Treinta y tres páginas densas, escritas desde Jerusalén en medio de una crisis que no parece querer terminar, con la claridad de quien no se hace ilusiones pero no se rinde. Una carta que no es un comunicado ni un análisis político: es algo mucho más raro.
Es un hombre que intenta decir a su comunidad —y quizás a todos nosotros— dónde se encuentra, qué ve y por qué todavía vale la pena quedarse. El autor es el Patriarca de Jerusalén, Pierbattista Pizzaballa.
El punto de partida es honesto hasta el punto de doler. Pizzaballa describe un Oriente Medio marcado por la disolución de los vínculos, por el miedo, por la desconfianza en las palabras. "Convivencia", "diálogo", "justicia": términos que parecen desgastados, vacíos, pertenecientes a un mundo que ya no existe. Las comunidades cristianas viven dentro de este cansancio, no fuera de él. La guerra no es un trasfondo: es el suelo que se pisa cada día.
Y sin embargo —y es aquí donde la carta se convierte en algo hermoso— el Patriarca no se detiene en el diagnóstico. Se pregunta: ¿cómo se habita este desorden como cristianos? No cómo se sale de él. Sino cómo se permanece dentro, sin dejarse absorber por él.
La respuesta que construye es bíblica, sólida y, en cierto sentido, sorprendente. Parte de la imagen de la Nueva Jerusalén del Apocalipsis: una ciudad que no se levanta con sus propias fuerzas, sino que desciende del cielo, recibida como un don. Una ciudad sin templo —porque Dios no está concentrado en un espacio, sino que habita en medio de su pueblo—. Una ciudad con las puertas siempre abiertas, que se enriquece con lo que las demás naciones aportan. Una ciudad cuya vocación no es defenderse, sino sanar.
Es una imagen que no consuela en el sentido fácil del término. No dice que todo saldrá bien. Dice algo más exigente: que el bien puede nacer en cualquier lugar, incluso aquí, incluso ahora. Y que esta posibilidad genera una responsabilidad.
Lo que más impacta de la carta es el rechazo rotundo a cualquier retórica. Pizzaballa no utiliza el heroísmo como categoría. No pide gestos imposibles. Pide rezar, mantener abiertas las escuelas, estar cerca de los ancianos, no usar palabras violentas, acoger a quien viene de fuera. Gestos mínimos, en apariencia. Pero son exactamente estos gestos —multiplicados en miles de historias que no son noticia— los que impiden que el mundo se reduzca solo a lo que muestran los informativos.
Hay una frase importante en esas páginas: «Los cristianos en Tierra Santa no son un tercero en discordia. Son sal, luz y levadura dentro de las sociedades a las que pertenecen». No un colchón neutral. No un cuerpo separado. Gente que comparte la historia, la lengua, las heridas de su propio pueblo —e intenta fermentarla desde dentro con una visión diferente—.

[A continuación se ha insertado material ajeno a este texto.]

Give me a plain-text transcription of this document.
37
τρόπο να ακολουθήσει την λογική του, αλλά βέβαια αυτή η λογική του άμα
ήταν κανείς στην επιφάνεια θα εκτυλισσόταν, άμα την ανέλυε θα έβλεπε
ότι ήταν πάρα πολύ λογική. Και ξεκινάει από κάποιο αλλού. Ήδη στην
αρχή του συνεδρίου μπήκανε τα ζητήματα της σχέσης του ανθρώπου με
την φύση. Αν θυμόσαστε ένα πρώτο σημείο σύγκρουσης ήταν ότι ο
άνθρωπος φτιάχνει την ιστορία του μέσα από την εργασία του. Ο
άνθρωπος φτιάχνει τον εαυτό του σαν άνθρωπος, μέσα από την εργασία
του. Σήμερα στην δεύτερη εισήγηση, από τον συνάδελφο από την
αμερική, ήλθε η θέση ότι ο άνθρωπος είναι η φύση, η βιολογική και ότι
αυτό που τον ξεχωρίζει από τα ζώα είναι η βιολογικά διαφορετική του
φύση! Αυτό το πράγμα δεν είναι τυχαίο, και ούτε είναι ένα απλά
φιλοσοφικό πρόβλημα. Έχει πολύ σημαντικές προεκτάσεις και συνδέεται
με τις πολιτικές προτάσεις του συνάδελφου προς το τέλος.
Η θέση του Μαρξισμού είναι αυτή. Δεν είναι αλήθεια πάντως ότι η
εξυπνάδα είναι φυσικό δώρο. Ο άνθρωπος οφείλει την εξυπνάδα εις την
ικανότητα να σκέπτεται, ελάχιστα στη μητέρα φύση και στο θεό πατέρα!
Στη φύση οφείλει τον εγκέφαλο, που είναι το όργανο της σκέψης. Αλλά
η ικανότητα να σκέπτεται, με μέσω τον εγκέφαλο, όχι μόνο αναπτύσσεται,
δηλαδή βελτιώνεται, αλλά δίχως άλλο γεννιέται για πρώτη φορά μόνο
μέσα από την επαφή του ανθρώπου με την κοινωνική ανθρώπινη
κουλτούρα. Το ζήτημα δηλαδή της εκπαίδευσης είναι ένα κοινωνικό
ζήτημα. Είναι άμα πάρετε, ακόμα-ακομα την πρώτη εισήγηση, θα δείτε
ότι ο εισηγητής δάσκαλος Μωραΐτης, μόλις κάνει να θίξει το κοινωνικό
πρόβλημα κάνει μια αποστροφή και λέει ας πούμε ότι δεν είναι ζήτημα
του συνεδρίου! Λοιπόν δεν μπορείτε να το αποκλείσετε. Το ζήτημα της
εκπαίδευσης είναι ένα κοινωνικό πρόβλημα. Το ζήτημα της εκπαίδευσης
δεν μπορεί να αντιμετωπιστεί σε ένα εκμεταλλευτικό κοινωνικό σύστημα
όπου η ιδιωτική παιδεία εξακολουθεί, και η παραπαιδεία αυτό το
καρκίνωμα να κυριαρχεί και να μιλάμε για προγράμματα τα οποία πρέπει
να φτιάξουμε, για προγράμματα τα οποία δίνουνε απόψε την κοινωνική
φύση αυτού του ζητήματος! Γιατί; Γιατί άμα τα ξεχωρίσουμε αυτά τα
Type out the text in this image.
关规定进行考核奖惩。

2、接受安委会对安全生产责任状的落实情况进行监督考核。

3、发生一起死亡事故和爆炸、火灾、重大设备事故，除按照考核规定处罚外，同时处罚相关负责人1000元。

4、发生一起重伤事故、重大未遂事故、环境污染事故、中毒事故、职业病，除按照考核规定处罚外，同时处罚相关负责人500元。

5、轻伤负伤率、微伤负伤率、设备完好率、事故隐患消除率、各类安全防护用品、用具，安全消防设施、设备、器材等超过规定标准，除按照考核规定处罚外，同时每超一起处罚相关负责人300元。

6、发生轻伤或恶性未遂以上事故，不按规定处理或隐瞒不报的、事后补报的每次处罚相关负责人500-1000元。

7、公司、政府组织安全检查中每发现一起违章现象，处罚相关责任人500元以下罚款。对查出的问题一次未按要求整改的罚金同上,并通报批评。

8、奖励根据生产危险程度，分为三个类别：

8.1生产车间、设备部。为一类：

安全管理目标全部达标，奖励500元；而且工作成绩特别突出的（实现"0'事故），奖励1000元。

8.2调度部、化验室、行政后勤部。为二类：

Agradecemos al Patriarca estas palabras. Por el esfuerzo que sentimos tras ellas. Por el valor de no simplificar cuando todo empujaría a hacerlo. Por haber escrito una carta que no es para especialistas, sino para familias, parroquias, escuelas: para cualquiera que, incluso lejos de esa tierra, se pregunte todavía cómo se puede esperar sin ser ingenuos.
La enseñanza que nos llevamos es sencilla. La esperanza no es optimismo. No es pensar que todo irá bien. Es saber que el bien puede nacer incluso en las peores situaciones, y que esto —solo esto— genera una responsabilidad. Para nosotros, desde aquí, significa no desviar la mirada hacia otro lado. Significa apoyar a quienes se quedan, a quienes reconstruyen, a quienes curan, a quienes enseñan. Significa comprender que Jerusalén no pertenece a nadie de forma exclusiva, sino que nos concierne a todos —porque es el corazón de una historia que también es la nuestra—.
Volvamos a Jerusalén con alegría. No porque sea fácil. Sino porque, como escribe Pizzaballa, la alegría pascual sabe que la luz vence a las tinieblas, que la vida derrota a la muerte, que el amor desarma al odio. Y esto, ninguna guerra, por ahora, ha logrado desmentirlo del todo.